Being sinless, however, is not the same as never being tempted. Nor is it the same as being incapable of sinning. (If that were the case, she wouldn't have free will.) After all, Adam and Eve started out being full of grace, and sinless. And when you think about it, they had it easier than Mary. Everyone they knew (God and each other) until they met the serpent was also sinless, whereas everyone Mary knew, until Jesus came along, was a sinner.
C.S. Lewis maintained that though Jesus was sinless, He knew more about temptation than we do. We are tempted, and often struggle with temptation, but we have all fallen. Only someone who never gave in to temptation would really know what it’s like to struggle and keep on struggling and never give in.
Besides, if Mary were haughty and cold and disdained us fallen creatures, she wouldn’t be perfect. Such pride would itself be a sin. No, a good mother is understanding and patient and comforts her children. A perfect mother would be all that and would advise, encourage, and help her children better than we can imagine.
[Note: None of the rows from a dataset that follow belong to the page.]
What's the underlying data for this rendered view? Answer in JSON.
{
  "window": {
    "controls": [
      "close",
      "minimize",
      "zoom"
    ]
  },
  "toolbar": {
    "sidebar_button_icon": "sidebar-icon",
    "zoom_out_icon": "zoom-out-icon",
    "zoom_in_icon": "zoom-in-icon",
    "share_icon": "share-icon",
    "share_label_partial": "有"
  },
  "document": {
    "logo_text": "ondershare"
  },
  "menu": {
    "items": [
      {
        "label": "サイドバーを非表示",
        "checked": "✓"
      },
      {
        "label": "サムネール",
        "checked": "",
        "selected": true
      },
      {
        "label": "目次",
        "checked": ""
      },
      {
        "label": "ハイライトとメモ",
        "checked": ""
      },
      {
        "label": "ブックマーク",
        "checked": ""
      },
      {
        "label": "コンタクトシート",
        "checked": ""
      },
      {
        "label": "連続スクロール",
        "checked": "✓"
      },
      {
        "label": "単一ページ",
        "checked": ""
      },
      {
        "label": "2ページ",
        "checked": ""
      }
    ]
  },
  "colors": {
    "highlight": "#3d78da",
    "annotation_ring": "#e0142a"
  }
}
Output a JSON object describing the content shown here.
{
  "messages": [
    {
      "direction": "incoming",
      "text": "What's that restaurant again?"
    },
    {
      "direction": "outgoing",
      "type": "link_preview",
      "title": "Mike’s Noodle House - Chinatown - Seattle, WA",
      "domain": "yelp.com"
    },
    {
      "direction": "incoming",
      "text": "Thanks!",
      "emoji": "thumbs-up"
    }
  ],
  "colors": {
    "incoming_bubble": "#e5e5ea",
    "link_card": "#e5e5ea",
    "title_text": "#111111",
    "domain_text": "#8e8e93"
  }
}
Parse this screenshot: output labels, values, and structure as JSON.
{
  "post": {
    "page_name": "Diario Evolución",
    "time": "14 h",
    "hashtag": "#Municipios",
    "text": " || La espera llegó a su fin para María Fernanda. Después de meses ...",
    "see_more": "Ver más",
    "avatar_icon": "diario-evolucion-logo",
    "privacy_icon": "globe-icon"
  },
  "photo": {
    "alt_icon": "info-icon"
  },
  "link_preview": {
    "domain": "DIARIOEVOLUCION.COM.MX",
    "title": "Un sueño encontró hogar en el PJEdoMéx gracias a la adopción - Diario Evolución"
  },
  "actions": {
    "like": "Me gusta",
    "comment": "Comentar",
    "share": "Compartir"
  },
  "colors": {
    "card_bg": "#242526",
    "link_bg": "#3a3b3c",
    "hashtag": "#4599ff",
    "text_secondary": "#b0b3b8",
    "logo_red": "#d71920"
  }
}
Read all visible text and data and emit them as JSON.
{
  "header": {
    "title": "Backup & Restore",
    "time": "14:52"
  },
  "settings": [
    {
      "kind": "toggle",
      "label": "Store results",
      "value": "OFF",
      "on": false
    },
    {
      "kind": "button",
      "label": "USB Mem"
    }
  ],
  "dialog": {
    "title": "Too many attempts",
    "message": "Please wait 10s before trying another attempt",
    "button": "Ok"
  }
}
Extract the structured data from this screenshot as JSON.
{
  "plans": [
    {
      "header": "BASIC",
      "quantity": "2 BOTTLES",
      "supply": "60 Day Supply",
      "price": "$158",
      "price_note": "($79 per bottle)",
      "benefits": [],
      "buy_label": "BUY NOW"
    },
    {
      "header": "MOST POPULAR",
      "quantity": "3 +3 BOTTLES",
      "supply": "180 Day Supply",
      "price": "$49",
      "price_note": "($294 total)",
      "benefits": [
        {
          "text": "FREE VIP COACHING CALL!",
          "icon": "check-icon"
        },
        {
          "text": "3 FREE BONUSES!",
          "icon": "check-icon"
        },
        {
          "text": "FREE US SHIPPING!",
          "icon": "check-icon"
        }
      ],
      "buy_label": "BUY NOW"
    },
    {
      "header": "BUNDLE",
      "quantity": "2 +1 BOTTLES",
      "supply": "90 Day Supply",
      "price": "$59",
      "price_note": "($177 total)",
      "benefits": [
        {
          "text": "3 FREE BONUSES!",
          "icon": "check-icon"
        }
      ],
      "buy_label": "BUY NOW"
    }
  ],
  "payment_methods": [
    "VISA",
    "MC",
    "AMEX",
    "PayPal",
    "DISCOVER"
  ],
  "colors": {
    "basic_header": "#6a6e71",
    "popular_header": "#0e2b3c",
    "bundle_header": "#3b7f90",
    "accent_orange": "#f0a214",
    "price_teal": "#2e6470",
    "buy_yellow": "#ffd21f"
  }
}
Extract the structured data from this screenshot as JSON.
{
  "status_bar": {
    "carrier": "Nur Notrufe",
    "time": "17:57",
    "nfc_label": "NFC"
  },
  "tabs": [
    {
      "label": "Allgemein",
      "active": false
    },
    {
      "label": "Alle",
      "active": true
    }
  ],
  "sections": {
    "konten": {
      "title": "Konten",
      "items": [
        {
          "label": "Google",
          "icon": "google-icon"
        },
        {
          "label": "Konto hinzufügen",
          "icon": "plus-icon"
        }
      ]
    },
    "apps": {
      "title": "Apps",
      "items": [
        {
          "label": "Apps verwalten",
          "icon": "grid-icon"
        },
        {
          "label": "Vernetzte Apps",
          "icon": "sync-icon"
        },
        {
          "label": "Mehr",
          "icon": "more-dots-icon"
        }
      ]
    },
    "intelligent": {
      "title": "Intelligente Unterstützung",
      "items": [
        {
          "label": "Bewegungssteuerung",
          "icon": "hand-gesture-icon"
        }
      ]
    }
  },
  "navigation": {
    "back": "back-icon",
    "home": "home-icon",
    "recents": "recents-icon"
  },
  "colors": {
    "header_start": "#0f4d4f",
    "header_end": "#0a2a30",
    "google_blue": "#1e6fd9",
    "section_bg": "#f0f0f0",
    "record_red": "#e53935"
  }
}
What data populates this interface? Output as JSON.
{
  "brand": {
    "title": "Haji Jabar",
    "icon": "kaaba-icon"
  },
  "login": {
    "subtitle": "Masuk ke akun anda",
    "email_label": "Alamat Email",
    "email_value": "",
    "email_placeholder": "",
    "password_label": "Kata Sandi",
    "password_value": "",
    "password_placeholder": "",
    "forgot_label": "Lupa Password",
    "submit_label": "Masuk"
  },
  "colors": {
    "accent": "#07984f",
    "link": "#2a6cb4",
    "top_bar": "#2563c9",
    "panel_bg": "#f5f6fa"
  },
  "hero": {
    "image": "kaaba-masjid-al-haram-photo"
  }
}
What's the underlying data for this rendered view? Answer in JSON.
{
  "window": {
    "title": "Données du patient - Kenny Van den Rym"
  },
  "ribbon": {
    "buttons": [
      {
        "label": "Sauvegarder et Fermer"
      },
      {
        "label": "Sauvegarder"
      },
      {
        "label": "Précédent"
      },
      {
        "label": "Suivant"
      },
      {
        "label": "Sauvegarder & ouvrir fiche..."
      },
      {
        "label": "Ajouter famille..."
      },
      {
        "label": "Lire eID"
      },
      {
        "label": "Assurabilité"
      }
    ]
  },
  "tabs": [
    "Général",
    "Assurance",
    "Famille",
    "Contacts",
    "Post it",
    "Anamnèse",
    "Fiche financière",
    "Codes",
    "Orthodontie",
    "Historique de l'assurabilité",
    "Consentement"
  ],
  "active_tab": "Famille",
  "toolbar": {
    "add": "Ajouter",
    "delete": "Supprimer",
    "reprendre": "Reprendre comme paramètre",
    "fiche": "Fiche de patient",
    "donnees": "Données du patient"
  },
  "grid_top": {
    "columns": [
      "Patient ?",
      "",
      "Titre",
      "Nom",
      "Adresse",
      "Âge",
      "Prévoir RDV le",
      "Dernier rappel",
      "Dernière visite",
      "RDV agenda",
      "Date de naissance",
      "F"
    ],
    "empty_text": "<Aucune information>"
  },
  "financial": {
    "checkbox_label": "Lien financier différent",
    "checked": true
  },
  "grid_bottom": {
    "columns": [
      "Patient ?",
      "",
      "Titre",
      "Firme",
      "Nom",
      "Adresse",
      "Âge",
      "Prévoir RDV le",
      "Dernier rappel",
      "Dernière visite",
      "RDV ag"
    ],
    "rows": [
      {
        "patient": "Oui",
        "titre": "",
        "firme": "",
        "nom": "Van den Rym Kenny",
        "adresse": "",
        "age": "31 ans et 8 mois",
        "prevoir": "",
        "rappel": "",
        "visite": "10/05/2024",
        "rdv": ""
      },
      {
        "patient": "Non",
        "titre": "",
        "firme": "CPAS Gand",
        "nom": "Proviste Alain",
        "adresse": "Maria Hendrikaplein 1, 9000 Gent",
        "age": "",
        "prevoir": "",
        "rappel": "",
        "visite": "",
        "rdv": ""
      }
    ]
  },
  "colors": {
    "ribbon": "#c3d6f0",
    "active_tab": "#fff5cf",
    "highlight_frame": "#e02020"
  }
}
In the Gospel of John, the author never refers to himself by name, but always as “the beloved disciple.” Theologians say this is not only to indicate his special relationship with Christ, but to give us an opportunity to put ourselves in the story. Every disciple was and is loved by Christ. Each of us is the beloved disciple. So when Jesus from the cross said to the beloved disciple, “Behold your mother”, He was also talking to you and to me. And like the beloved disciple, we should welcome her into our home, into our hearts. What a tremendous gift He’s given us—His own Mother, a perfect mother, who understands us, loves us, prays for us.
Today is a day to reflect on this great gift, and to thank Mary for all she’s done for mankind and for each of us. It’s also a day for us moms to think about how we can better imitate her. And for all of us to be thankful to those who have mothered us in this life.
I think I’ll go call my mom now.

*This is a re-posting of my blog from Jan. 1, 2012, under the title "Mother Most Perfect."